[stdlib] Add `List.map(fn(mut T)->None)` #3839

rd4com · 2024-12-05T21:57:35Z

Hello, the pr is an implementation for map,
we could have used parameters, but it is for a first pythonic experience 🐍
(progressive exposure to complexity and build on current python skills already learned)

🆕 map
Apply a function to every elements of self and returns a new List

fn MyFunc(mut e: Int):
    e+=1

var MyList = List(0, 1, 2).map(MyFunc)

print(
    MyList[0] == 1,
    MyList[1] == 2,
    MyList[2] == 3,
)

Signed-off-by: rd4com <[email protected]>

owenhilyard · 2024-12-07T21:55:04Z

In order to get feature parity with python, we probably want lazy iterators. My vote would be for copying the Rust API where you need to do a .collect[collection: FromIterator](), and then you can implement that trait for all collections. This also means the slightly more pythonic version (List([1,2,3,4].map(lambda x: x ** 2))) will work fine. The other reason I want laziness is to allow for the compiler to do iterator fusion, which lets a long series of maps, filters, and other iterator ops compile down into the same code as the equivalent for loop.

Could we do something like making that return a Map[origin, _ListIter, fn] and which itself is an iterator (which may be doable to implement using aliases in traits)? At the moment, I don't see a good way to abstract over owned vs read/mut cleanly unless we force read/mut to Pointer, which may be sub-optimal but start a conversation about first class references.

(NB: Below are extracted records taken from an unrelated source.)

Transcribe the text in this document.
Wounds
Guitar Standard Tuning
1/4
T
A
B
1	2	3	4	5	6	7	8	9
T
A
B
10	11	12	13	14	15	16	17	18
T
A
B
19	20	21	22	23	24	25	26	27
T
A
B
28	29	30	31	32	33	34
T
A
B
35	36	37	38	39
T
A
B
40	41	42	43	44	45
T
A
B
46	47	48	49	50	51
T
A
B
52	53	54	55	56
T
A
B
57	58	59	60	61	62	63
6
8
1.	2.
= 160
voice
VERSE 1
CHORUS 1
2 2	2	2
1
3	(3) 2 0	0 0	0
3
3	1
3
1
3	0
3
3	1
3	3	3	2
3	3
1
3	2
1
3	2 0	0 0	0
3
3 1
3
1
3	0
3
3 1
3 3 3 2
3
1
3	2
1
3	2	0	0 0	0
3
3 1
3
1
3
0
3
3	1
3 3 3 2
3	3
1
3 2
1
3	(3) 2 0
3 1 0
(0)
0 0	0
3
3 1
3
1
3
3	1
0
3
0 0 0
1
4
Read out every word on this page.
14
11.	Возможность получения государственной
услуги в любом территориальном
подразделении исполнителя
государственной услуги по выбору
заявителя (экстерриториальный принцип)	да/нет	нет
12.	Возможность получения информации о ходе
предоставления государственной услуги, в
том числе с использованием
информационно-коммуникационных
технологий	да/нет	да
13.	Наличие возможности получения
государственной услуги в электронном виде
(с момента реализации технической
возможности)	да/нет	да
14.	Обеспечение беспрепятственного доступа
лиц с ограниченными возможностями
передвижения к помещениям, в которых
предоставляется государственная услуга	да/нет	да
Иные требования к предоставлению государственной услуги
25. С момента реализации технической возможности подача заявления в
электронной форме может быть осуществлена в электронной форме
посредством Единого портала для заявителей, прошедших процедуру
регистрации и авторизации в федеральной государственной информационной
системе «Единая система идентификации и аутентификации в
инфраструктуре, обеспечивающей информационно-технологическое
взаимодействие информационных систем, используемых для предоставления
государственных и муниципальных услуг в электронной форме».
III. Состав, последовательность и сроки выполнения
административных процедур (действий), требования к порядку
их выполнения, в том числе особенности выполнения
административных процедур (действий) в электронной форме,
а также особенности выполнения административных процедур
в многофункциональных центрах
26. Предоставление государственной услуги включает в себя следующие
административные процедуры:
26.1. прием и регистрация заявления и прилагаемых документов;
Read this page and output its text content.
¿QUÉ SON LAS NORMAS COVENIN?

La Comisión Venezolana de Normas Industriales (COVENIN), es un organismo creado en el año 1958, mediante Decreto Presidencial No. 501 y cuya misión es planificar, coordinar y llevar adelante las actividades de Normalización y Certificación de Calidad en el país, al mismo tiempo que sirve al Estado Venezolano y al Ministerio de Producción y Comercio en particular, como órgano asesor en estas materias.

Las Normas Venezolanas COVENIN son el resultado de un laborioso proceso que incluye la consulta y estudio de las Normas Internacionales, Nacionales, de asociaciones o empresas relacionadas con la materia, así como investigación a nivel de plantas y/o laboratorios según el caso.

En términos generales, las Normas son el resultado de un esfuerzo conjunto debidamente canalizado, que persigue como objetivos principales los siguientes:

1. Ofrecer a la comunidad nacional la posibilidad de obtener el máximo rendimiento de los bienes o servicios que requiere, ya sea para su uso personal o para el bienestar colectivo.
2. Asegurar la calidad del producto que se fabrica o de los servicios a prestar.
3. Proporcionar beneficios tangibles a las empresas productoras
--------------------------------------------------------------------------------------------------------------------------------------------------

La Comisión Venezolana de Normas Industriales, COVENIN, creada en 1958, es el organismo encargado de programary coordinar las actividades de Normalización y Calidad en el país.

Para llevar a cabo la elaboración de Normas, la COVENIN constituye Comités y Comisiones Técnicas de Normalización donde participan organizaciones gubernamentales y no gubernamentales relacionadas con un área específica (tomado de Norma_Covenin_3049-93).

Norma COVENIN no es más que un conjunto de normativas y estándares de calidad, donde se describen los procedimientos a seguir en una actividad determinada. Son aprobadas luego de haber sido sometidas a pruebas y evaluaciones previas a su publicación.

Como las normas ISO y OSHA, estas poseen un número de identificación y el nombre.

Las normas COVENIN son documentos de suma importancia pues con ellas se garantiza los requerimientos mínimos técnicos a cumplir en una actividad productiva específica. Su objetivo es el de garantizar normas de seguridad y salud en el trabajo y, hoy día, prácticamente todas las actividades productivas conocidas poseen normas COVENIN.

I think we 100% want to use parameters so that the API can be compiled more efficiently, because if we do it using runtime function pointers we end up leaning on different parts of LLVM which I don't think are quite as guaranteed to work (leading to fragile optimizations).

martinvuyk · 2024-12-08T14:14:32Z

I think it's a good idea to deviate form Python and add map, filter, sum, join, reduce to List (one of the first things I did for my Array implementation).

we probably want lazy iterators

+1 I think it's worth making it an iterator return and not a copy of the data.

We should also aim to implement Python's builtin map function (also sum) at some point. These methods are very good because they're generic, but the API is not at all achievable until we have the Iterator traits and APIs defined.

My vote would be for copying the Rust API where you need to do a .collectcollection: FromIterator

I think this will dovetail nicely with #3653 (the part about implicit constructors from iterators), which would mean for people who want to just declare the variable type they can, and those who want to use functional style collect also can :)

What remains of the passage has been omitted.